Ce qu’il faut.

« Ce qu’il faut, ce serait de rester éternellement jeune, éternellement enfant : on pourrait faire de belles choses toute sa vie. Autrement, quand on se civilise, on devient une machine qui s’adapte très bien à la vie et c’est tout. » André Derain

Ce qu’il faut, ce serait de s’éveiller tous les matins sans aucune possibilité de prévoir le déroulement de la journée, prêt à sauter du lit à pieds joints et à claquer vivement des deux mains.

Ce qu’il faut, ce serait d’admirer les mouvements même de l’air, de se perdre à contempler un paysage mille fois déjà regardé avec un émerveillement sans cesse renouvelé.

Ce qu’il faut, comme le grand Jacques disait, ce serait de refuser la graisse autour du cœur lorsqu’elle vient s’installer, de muscler cet organe par de vifs pleurs, de merveilleux emportements et d’insatiables joies.

Ce qu’il faut, ce serait de crier sans retenue chaque fois qu’un coup nous blesse, plutôt que d’apprendre à le retenir en caressant la peau meurtrie.

Ce qu’il faut, ce serait de s’enchanter de pouvoir mettre un pied devant l’autre tous les jours sur le trottoir pour rentrer chez soi.

Ce qu’il faut, ce serait d’être englouti par le chagrin comme si le raz-de-marée allait tout emporter et que nous allions nous noyer alors que nous pleurons pour la dixième fois de la journée.

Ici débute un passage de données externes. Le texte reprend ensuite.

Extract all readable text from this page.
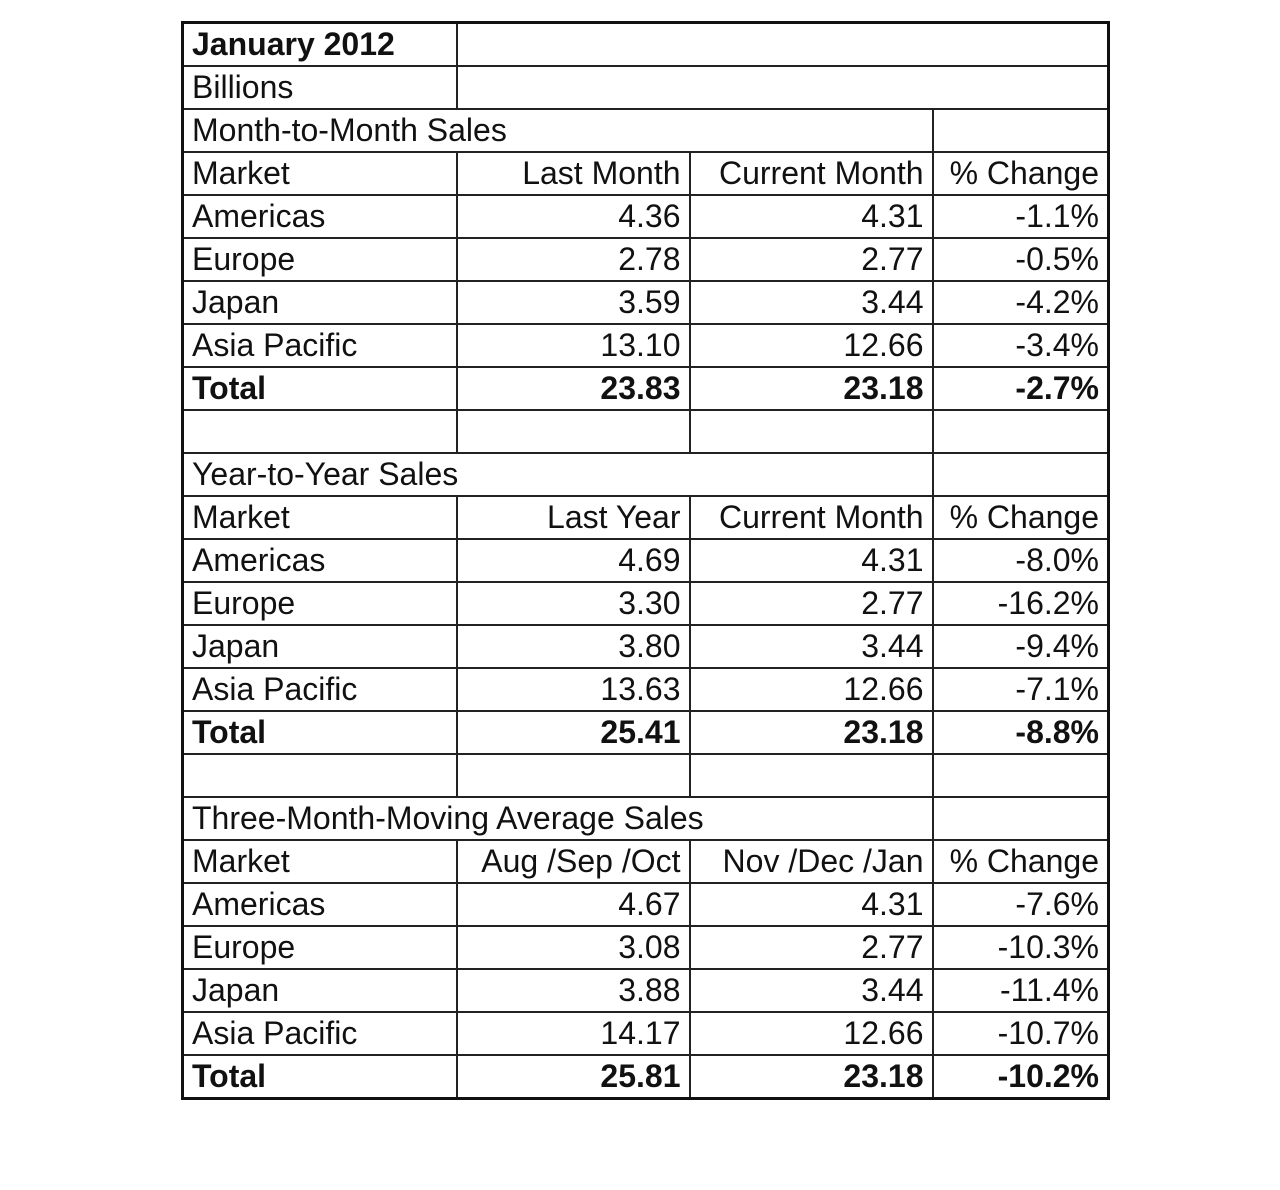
January 2012			
Billions			
Month-to-Month Sales			
Market	Last Month	Current Month	% Change
Americas	4.36	4.31	-1.1%
Europe	2.78	2.77	-0.5%
Japan	3.59	3.44	-4.2%
Asia Pacific	13.10	12.66	-3.4%
Total	23.83	23.18	-2.7%

Year-to-Year Sales			
Market	Last Year	Current Month	% Change
Americas	4.69	4.31	-8.0%
Europe	3.30	2.77	-16.2%
Japan	3.80	3.44	-9.4%
Asia Pacific	13.63	12.66	-7.1%
Total	25.41	23.18	-8.8%

Three-Month-Moving Average Sales			
Market	Aug /Sep /Oct	Nov /Dec /Jan	% Change
Americas	4.67	4.31	-7.6%
Europe	3.08	2.77	-10.3%
Japan	3.88	3.44	-11.4%
Asia Pacific	14.17	12.66	-10.7%
Total	25.81	23.18	-10.2%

Ce qu’il faut, ce serait de regarder l’Autre comme si jamais nous ne l’avions vu et d’être perpétuellement bouleversé par son simple regard.

Ce qu’il faut, ce serait de courir à perdre haleine dans les rues de la ville sans prêter attention aux regards des autres passants.

Ce qu’il faut, ce serait de s’élancer vers les êtres chéris et de les serrer dans nos bras à en crever dès que nous les revoyons.

Ce qu’il faut, ce serait de plonger ses mains dans les couleurs, de les mélanger toutes, de reproduire tous les tableaux peints mille fois mais à chaque fois de laisser une nouvelle trace.

Ce qu’il faut, ce serait de lire et relire et relire encore les mêmes phrases en sentant dans la poitrine le même picotement, le même serrement, le même envoûtement.

Ce qu’il faut, ce serait de goûter la neige comme si sa fraîcheur était inégalable, de prendre le soleil comme s’il n’avait jamais été si chaud, de boire comme si pour la première fois nous avions soif, de manger comme si enfin nous avions faim.

Ce qu’il faut, ce serait de reconnaître le bonheur des instants fugaces, cet instant précis où nous nous sentions si puissants, ce moment évanoui et pourtant si présent.

Ce qu’il faut, ce serait d’être toujours cet enfant, cet enfant comme dans les livres d’autrefois, enjoué, curieux et battant.

Ce qu’il faut, c’est cela.

© Béryl Huba-Mylek

Une réflexion sur “Ce qu’il faut.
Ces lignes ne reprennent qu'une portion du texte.